In both of these pics, the scope is set to ONE VOLT and 5 ms per major division, AC coupled. As I'm sure you've guessed, that's the 5V bus on the left, and the 3.3V bus on the right.
Next, I tried another approach to having the AVR tell me what ADC values it was reading. I removed all references to the "Serial" library from my code, and used the registers directly. The highest speed I could get minicom and the AVR to agree to was 230400 bps. This worked out very nicely - I could write a single 8-bit byte to the AVR USART at every 13200 Hz sample, and not disrupt either the ADC, the sample loop, or the USART. The data that came from this effort showed that I may have been either mistiming the ADC sampler (too low of a freq = too high of a pre-scale), or that the input audio was overlaid with some higher frequency audio noise. I investigated both, and ended up using a lower pre-scale value (16 = 1 MHz sampling) and a more complicated LPF for the audio input.
The new design looks like this:
Hopefully L1 and C2 reduce audio noise above the 2200 Hz tone of AX.25. Note that by using the 3.3V line to bias the input, I have to also apply the 3.3 volts to the Aref pin. This yields extra noise reduction benefits, as having the Aref pin float invites trouble. Finally, note that I lowered the resistors from 10K to 1K, on the theory that lower input impedance may help in some small way. The overall effect of these changes was very positive - ADC performance improved, and the 006 series code came even closer to actually working in real time.
But that wasn't enough.
I had spent some time reviewing any web articles I could fine that provided detailed strategies for decoding AX.25 / Bell 202 audio streams. In this research, I came across a paper written by Dennis Seguine, explaining how a mixed-signal Cypress chip could be used to perform basic DSP calculations on the incoming data. While some of Dennis' strategy would not work on a AVR (since 8-bit AVRs do not have DSP functions built in), the first half of his algorithm made sense to me. I played with it on a spreadsheet using some of the ADC-to-serial data captured from the quieter input circuit. I found that with just a couple of minutes, I was able to decode packets from those samples at about 75% accuracy. Next I ramped up this new approach to a C program on the PC, again reading the ADC-to-serial data. With a few tweaks, I was decoding data all over the place.

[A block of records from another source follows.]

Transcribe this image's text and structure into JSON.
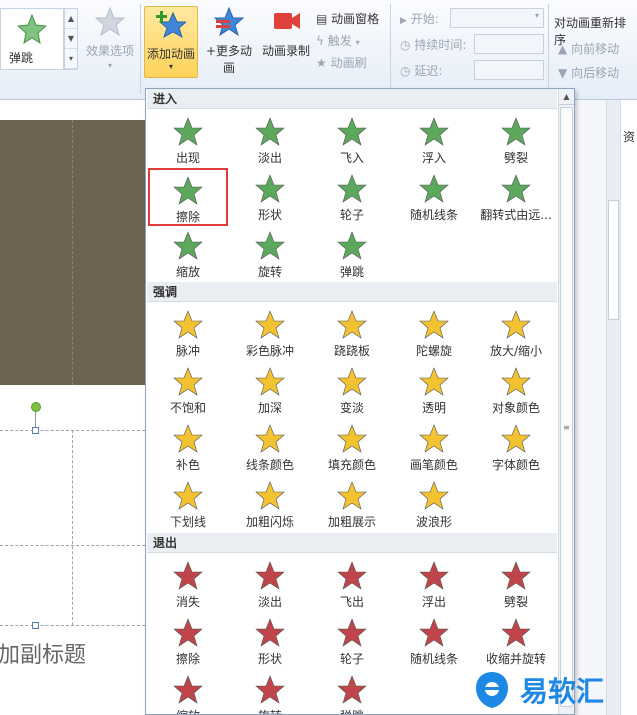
{
  "ribbon": {
    "effect_gallery_label": "弹跳",
    "effect_options": "效果选项",
    "add_animation": "添加动画",
    "more_animations": "+更多动画",
    "record_animation": "动画录制",
    "animation_pane": "动画窗格",
    "trigger": "触发",
    "animation_painter": "动画刷",
    "start_label": "开始:",
    "duration_label": "持续时间:",
    "delay_label": "延迟:",
    "reorder_title": "对动画重新排序",
    "move_earlier": "向前移动",
    "move_later": "向后移动"
  },
  "slide": {
    "subtitle_placeholder": "加副标题"
  },
  "side_panel": {
    "text": "资"
  },
  "menu": {
    "sections": [
      {
        "title": "进入",
        "color": "#5ca85c",
        "items": [
          "出现",
          "淡出",
          "飞入",
          "浮入",
          "劈裂",
          "擦除",
          "形状",
          "轮子",
          "随机线条",
          "翻转式由远...",
          "缩放",
          "旋转",
          "弹跳"
        ],
        "selected": "擦除"
      },
      {
        "title": "强调",
        "color": "#f2c230",
        "items": [
          "脉冲",
          "彩色脉冲",
          "跷跷板",
          "陀螺旋",
          "放大/缩小",
          "不饱和",
          "加深",
          "变淡",
          "透明",
          "对象颜色",
          "补色",
          "线条颜色",
          "填充颜色",
          "画笔颜色",
          "字体颜色",
          "下划线",
          "加粗闪烁",
          "加粗展示",
          "波浪形"
        ]
      },
      {
        "title": "退出",
        "color": "#c0454a",
        "items": [
          "消失",
          "淡出",
          "飞出",
          "浮出",
          "劈裂",
          "擦除",
          "形状",
          "轮子",
          "随机线条",
          "收缩并旋转",
          "缩放",
          "旋转",
          "弹跳"
        ]
      }
    ]
  },
  "watermark": {
    "text": "易软汇"
  }
}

In the mean time, my wife had gotten me a few Arduino doo-dads for my birthday - a Duemilanove with an ATmega328P, and a protoshield. Instead of porting the new C program back to the Mega, I thought I would dive into the deep end, and code it for the Due instead. This proved to be a useful exercise - I found several bugs in previous versions of the 006 series sketches written for the Mega. Soon I had the new 012 code compiled and running on the Due. I fed it some audio, and was pleasantly surprised to find that it could decode packets immediately. I switched plugs and fed the Due some open-squelch audio from 144.390, and soon all kinds of data was flowing across the screen.
Note that the 012 sketch is still a test build - it decodes the packets into a plain-text format intended for monitoring on a serial terminal. This output will not be useful to AGWPE or Xastir, but it does demonstrate that packets are being received and decoded. There are still some more accuracy issues to work on, but it's a big step forward.